BandBlast is a modern app which provides learners with free beginner violin video lessons developed by some of the world’s best Philharmonic musicians. As well as these tutorials, there are some character-based games that help to teach beginners and intermediates alike learn about rhythm, notation, and pitch.
The app flows very well because it follows the first year curriculum normally taught during music classes at academies or orchestra programmes so you can rest assured that the content will be engaging and will support your needs as a pupil.
The app is currently available on Apple and Android devices.
Alyaka’s violin app is not for time-wasters. This is a serious app for people who are motivated and dedicated in how to learn to play the violin. Interestingly, it teaches you to practice playing violin without an instrument in hand, offering a virtual violin and a multi-touch feature that enables you to play chords from your device. It is designed for Android mobile phones and tablets.
This app by JellyNote is inspired by violinists of all levels and offers access to thousands of free, high-quality violin sheet music. It’s fiddle music at its best!
Tuanis Apps has developed this app for advanced violin players or those wishing to get into composing. The app transcribes what you play into sheet music, so you can easily write your own melodies with the help of this automated reader. Could you be the next Bach or Mozart? Get onto your recital and just wait and see!
Some apps can transcribe the sounds you are playing into sheet music. Photo credit: photosteve101 on Visualhunt.com
Real Oriental Violin Simulator
NAVA Apps has set up this resource for learning the violin on the go.
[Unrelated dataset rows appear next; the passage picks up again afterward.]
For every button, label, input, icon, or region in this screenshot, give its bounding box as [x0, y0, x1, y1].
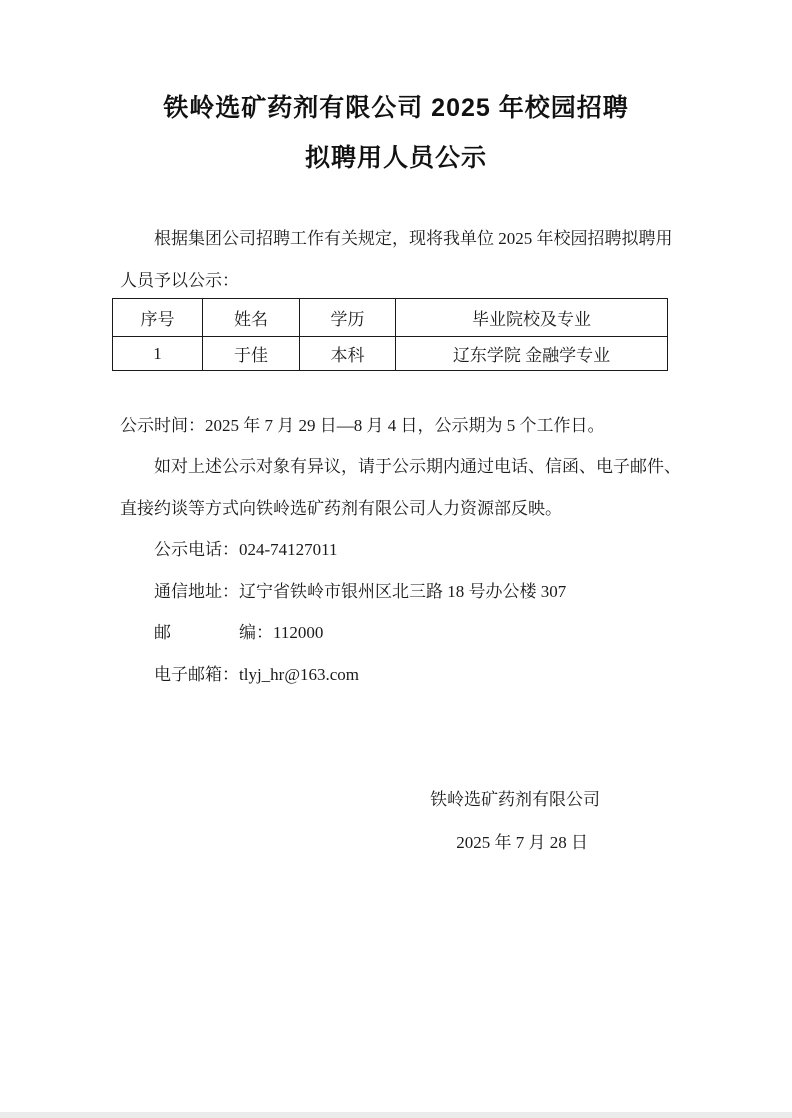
- signature-company: 铁岭选矿药剂有限公司: [430, 790, 600, 809]
- page-bottom-strip: [0, 1112, 792, 1118]
- col-header-education: 学历: [300, 299, 396, 337]
- table-header-row: [113, 299, 668, 337]
- cell-education: 本科: [300, 337, 396, 371]
- intro-line2: 人员予以公示：: [120, 271, 239, 290]
- cell-school-major: 辽东学院 金融学专业: [396, 337, 668, 371]
- col-header-serial: 序号: [113, 299, 203, 337]
- contact-email-line: 电子邮箱：tlyj_hr@163.com: [154, 665, 360, 684]
- document-title-line2: 拟聘用人员公示: [304, 144, 487, 172]
- document-title-line1: 铁岭选矿药剂有限公司 2025 年校园招聘: [163, 94, 629, 122]
- hired-candidates-table: [112, 298, 668, 371]
- contact-address-line: 通信地址：辽宁省铁岭市银州区北三路 18 号办公楼 307: [154, 582, 567, 601]
- col-header-school-major: 毕业院校及专业: [396, 299, 668, 337]
- contact-phone-line: 公示电话：024-74127011: [154, 540, 338, 559]
- table-row: [113, 337, 668, 371]
- contact-zip-line: 邮 编：112000: [154, 623, 324, 642]
- notice-time-line: 公示时间：2025 年 7 月 29 日—8 月 4 日，公示期为 5 个工作日。: [120, 416, 605, 435]
- objection-line2: 直接约谈等方式向铁岭选矿药剂有限公司人力资源部反映。: [120, 499, 562, 518]
- col-header-name: 姓名: [203, 299, 300, 337]
- cell-name: 于佳: [203, 337, 300, 371]
- cell-serial: 1: [113, 337, 203, 371]
- signature-date: 2025 年 7 月 28 日: [456, 833, 588, 852]
- objection-line1: 如对上述公示对象有异议，请于公示期内通过电话、信函、电子邮件、: [154, 457, 681, 476]
- intro-line1: 根据集团公司招聘工作有关规定，现将我单位 2025 年校园招聘拟聘用: [154, 229, 673, 248]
The sounds are authentic and it offers 36 rhythm styles, vibration variation adjustment, and 2 octaves and pitch. You won’t be able to stop putting together a violin concerto with the help of this app, no matter how good you are!
Jameasy Inc has produced an app that makes it easier to learn to play the violin. The app contains lessons on finger placement, reading music and identifying a violin string, and gauges how accurately the player plays their instrument. This is a brilliant tool for children as it can be played like a game, all the while maintaining concentration on the subject and encouraging them to use it again and again. As well as classical music it also offers modern artists’ melodies like Coldplay.
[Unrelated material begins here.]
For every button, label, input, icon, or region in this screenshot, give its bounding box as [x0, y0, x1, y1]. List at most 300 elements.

Learning to play musical instruments does have a reputation for being pricey, but with a good amount of research and plenty of practice, you can learn for less!
Okay, so going to a concert or to see an orchestra play isn’t classed as free, but you can easily watch videos of professional violinists doing their thing on stage and get a feel for how they perform.
To be in with the best chance of picking up habits and skills that will suit your desired style of playing, be sure to watch someone you aspire to be like so that you can analyse and examine how they play, the type of music they make, and much more.
YouTube is a great place to find free content in the form of concert streams, video tutorials, instrument reviews and so on, so we would suggest this as a great place to start your learning journey. You can sign up to YouTube channels dedicated to the violin or even follow relevant hashtags or accounts on Instagram so that you can be notified when a new video is uploaded.
Even if it is just other novices displaying things they’ve learnt from a beginner’s point of view, this could very well teach you something new too!
Another great idea is to get yourself down to the local charity shop and see if there are any useful resources in there for budding violinists, like an old book with sheets of music in it or even an old cd with step by step instructions on how to play simple melodies. (I remember being given a Bert Wheedon video and book by an older relative when trying to learn guitar which taught me some of the fundamentals!).
Obviously, it is far better to hire a professional to teach you how to play if you are serious about developing at a good pace, but we hope that you can see there are many ways of learning how to play the violin, ranging a great deal in price!